2016年11月03日 | Weblog

 今日は日直で病院に出ている。73歳男性が嘔気・嘔吐が続して食事がとれないという症状で救急搬入された。ちょっと遠方の糖尿病専門医のクリニックに糖尿病・高血圧症で通院している。糖尿病の治療はインスリン強化療法だった。

 3日前の月曜日から症状があり、昨日クリニックを受診した際にそのことを訴えた。ポタージュスープなど食べやすいものをというアドバイスを受けたそうだ。

 微熱があり、酸素飽和度が軽度に低下していた。血圧も90~120mmHgで変動した。意識も会話はなんとかできるが、ぼんやりしていた。搬入時に血糖が73mg/mlと低下気味で、50%グルコース20mlを静注したところ、30分後には300mg/ml越えで上げ過ぎてしまったが、意識ははっきりしてきたので、最初は低血糖の影響かと思った(たぶん点滴を入れたのが効いた)。

 心電図は異常なし。胸部X線で右肺炎?と思って、浸潤影と胸水を見るために、胸腹部CTをとると、大動脈解離だった。造影CTを追加して確認した。大動脈弓の直下からの解離だった。胸部X線でも縦隔開大と大動脈弓の石灰化の位置で気づくことができるのだった。

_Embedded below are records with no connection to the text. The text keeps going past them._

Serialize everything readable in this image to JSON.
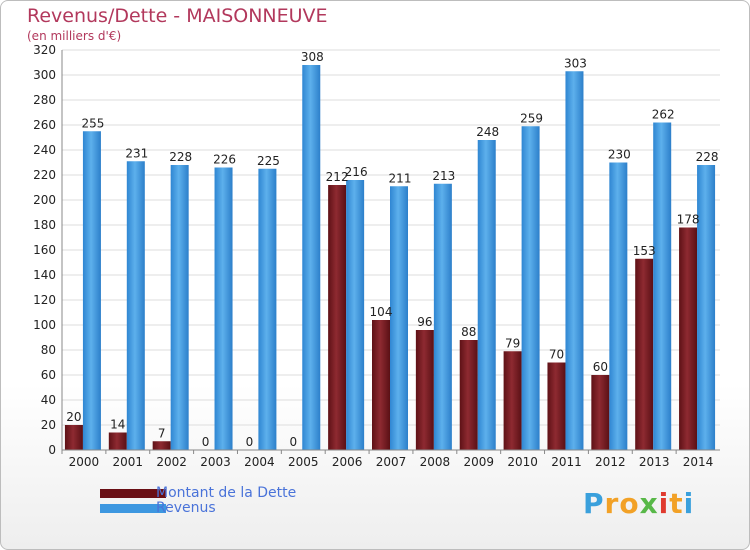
{
  "title": "Revenus/Dette - MAISONNEUVE",
  "subtitle": "(en milliers d'€)",
  "logo_letters": [
    "P",
    "r",
    "o",
    "x",
    "i",
    "t",
    "i"
  ],
  "logo_colors": [
    "#3aa0dc",
    "#f2a126",
    "#f2a126",
    "#58b848",
    "#e03a2e",
    "#f2a126",
    "#3aa0dc"
  ],
  "colors": {
    "dette": "#7b1b22",
    "revenus": "#3d97e0",
    "grid": "#dddddd",
    "axis_text": "#222222"
  },
  "legend": [
    {
      "label": "Montant de la Dette",
      "color": "#6a0f15"
    },
    {
      "label": "Revenus",
      "color": "#3d97e0"
    }
  ],
  "chart_data": {
    "type": "bar",
    "categories": [
      "2000",
      "2001",
      "2002",
      "2003",
      "2004",
      "2005",
      "2006",
      "2007",
      "2008",
      "2009",
      "2010",
      "2011",
      "2012",
      "2013",
      "2014"
    ],
    "series": [
      {
        "name": "Montant de la Dette",
        "values": [
          20,
          14,
          7,
          0,
          0,
          0,
          212,
          104,
          96,
          88,
          79,
          70,
          60,
          153,
          178
        ]
      },
      {
        "name": "Revenus",
        "values": [
          255,
          231,
          228,
          226,
          225,
          308,
          216,
          211,
          213,
          248,
          259,
          303,
          230,
          262,
          228
        ]
      }
    ],
    "ylim": [
      0,
      320
    ],
    "yticks": [
      0,
      20,
      40,
      60,
      80,
      100,
      120,
      140,
      160,
      180,
      200,
      220,
      240,
      260,
      280,
      300,
      320
    ],
    "grid": true,
    "legend_position": "bottom-left"
  }
}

 搬入時には訴えていなかったが、よくよくきくと、月曜日から胸部不快感があり、本日の午前4時から強くなったそうだ。どこか痛いところ苦しいところはありませんがではなくて、頭痛は?胸痛は?腹痛は?関節痛は?と何度も訊けばよかったのだろう。

 心臓センターのある専門病院に連絡すると、受けてくれたのですぐに搬送した。後縦隔が腫脹して両側胸水(血性か)もある。このくらいだと大動脈解離としての重症度病状は厳しいのだろうか。